CRS and neurological events are the most common causes to treatment-related death or premature discontinuation of trial. In our analysis, the occurrence rate of grade ≥3 CRS after blinatumomab treatment was obviously lower than that of anti-CD19 CART therapy [Citation5]. Two reasons may explain the low incidence and mildness of CRS during blinatumomab therapy. One reason is that blinatumomab has been administrated in a stepwise rather than a flat dosing manner. A relatively lower serum cytokine levels and lower body temperature were observed in patients treated with stepwise dosing than flat dosing [Citation25]. The other reason is probably the glucocorticoid prophylaxis before administration of blinatumomab. In an in-vitro experiment, dexamethasone was proven to be able to reduce cytokine levels and did not inhibit the T cell cytotoxic activity of CD19/CD3-bispecific single-chain antibody [Citation26]. In Shahram Mori’s study, methyl-prednisolone was given to two patients who developed symptoms of CRS such as pyrexia and ferritin increase. Afterwards both patients achieved complete remission of CRS [Citation27]. The other important adverse effects are neurological events. Transient neuroinflammatory irritation is considered to be associated with blinatumomab-associated neurological events, though the detailed pathogenesis is not entirely comprehended [Citation28]. The pooled occurrence rate of grade ≥ 3 neurological events is 0.12 in our study, which is also lower than that of anti-CD19 CART therapy [Citation6–8]. Moreover, all neurologic events are fully reversible and manageable. In addition, since pharmacodynamics and pharmacokinetics studies have shown a short half-life of only several hours for blinatumomab [Citation29], we speculate that blinatumomab related adverse effects may relieve if the drug is withdrawn timely.

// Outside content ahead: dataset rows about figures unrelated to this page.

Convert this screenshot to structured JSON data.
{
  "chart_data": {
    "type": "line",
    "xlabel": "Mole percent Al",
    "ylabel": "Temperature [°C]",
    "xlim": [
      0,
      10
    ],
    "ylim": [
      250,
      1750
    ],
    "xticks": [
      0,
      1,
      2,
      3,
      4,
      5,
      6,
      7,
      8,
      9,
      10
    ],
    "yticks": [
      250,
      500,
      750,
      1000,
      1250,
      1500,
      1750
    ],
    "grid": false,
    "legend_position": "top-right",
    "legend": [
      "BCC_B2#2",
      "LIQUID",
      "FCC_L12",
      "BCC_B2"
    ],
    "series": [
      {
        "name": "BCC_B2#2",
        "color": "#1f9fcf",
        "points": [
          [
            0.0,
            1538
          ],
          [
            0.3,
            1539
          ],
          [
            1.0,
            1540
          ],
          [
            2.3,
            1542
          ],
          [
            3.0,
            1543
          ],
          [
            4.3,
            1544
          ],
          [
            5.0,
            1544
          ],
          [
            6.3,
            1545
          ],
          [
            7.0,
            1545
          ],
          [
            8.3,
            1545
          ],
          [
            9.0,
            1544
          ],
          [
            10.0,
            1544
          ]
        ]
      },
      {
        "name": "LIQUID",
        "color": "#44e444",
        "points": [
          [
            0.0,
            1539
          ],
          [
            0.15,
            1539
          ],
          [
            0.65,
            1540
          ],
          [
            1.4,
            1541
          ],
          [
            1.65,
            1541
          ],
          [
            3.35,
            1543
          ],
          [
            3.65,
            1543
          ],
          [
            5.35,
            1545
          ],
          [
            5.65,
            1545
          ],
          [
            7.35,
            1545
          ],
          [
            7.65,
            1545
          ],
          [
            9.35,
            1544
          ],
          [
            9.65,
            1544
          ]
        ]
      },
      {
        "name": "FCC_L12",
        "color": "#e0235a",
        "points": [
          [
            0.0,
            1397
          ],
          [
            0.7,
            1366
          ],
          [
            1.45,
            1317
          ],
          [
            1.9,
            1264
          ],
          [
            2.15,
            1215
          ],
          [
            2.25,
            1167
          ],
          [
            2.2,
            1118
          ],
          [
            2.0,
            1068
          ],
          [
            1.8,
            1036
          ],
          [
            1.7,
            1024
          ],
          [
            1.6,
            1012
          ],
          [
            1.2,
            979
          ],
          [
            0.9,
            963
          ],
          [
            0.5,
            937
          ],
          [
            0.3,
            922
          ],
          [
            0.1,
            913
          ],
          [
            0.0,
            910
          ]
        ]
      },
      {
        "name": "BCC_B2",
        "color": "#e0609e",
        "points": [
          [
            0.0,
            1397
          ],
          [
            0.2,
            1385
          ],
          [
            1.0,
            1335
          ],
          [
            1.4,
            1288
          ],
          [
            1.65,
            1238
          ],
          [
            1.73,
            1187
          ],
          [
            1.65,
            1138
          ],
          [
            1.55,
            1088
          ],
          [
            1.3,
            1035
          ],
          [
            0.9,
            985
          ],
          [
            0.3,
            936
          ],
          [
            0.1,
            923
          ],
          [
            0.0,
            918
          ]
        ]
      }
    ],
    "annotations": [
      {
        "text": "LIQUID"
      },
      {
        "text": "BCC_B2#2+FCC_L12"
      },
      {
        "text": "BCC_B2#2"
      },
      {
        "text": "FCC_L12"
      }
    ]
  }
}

Our study is the first meta-analysis evaluating the efficacy and safety of blinatumomab used for the treatment of relapsed/refractory ALL and NHL. However, there are limitations in our study. Firstly, the sample size is relatively small, especially that there are only two studies on NHL patients. Secondly, the random effects model we use in this study may minimize the inherent variances. Finally, we did not make analysis on patients with Ph+ ALL due to the limited numbers of patients.

In conclusion, blinatumomab is effective and safe in treating relapsed/refractory ALL or NHL in our meta-analysis. We also find that ALL patients respond better to this drug than NHL patients, and lower tumor load favors the therapeutic effect. For adverse effects, severe CRS and neurological events do not happen very often. In the future, more clinical trials are needed to explore the therapeutic potential and safety of blinatumomab in hematologic malignancies.

Data availability statement

The data that support the findings of this study are available on request from the corresponding author. The data are not publicly available for containing information that could compromise the privacy of research participants.

Disclosure statement

No potential conflict of interest was reported by the authors.

Additional information

Funding

This work was supported by the [the National Key Basic Research Program of China (973 Program)] under Grant [2015CB964900]; [the Natural Science Foundation of China] under Grant [81570146, 81730008, 81470341, 81770201]; and [Key Project of Science and Technology Department of Zhejiang Province] under Grant [2018C03016-2, 2015C03038].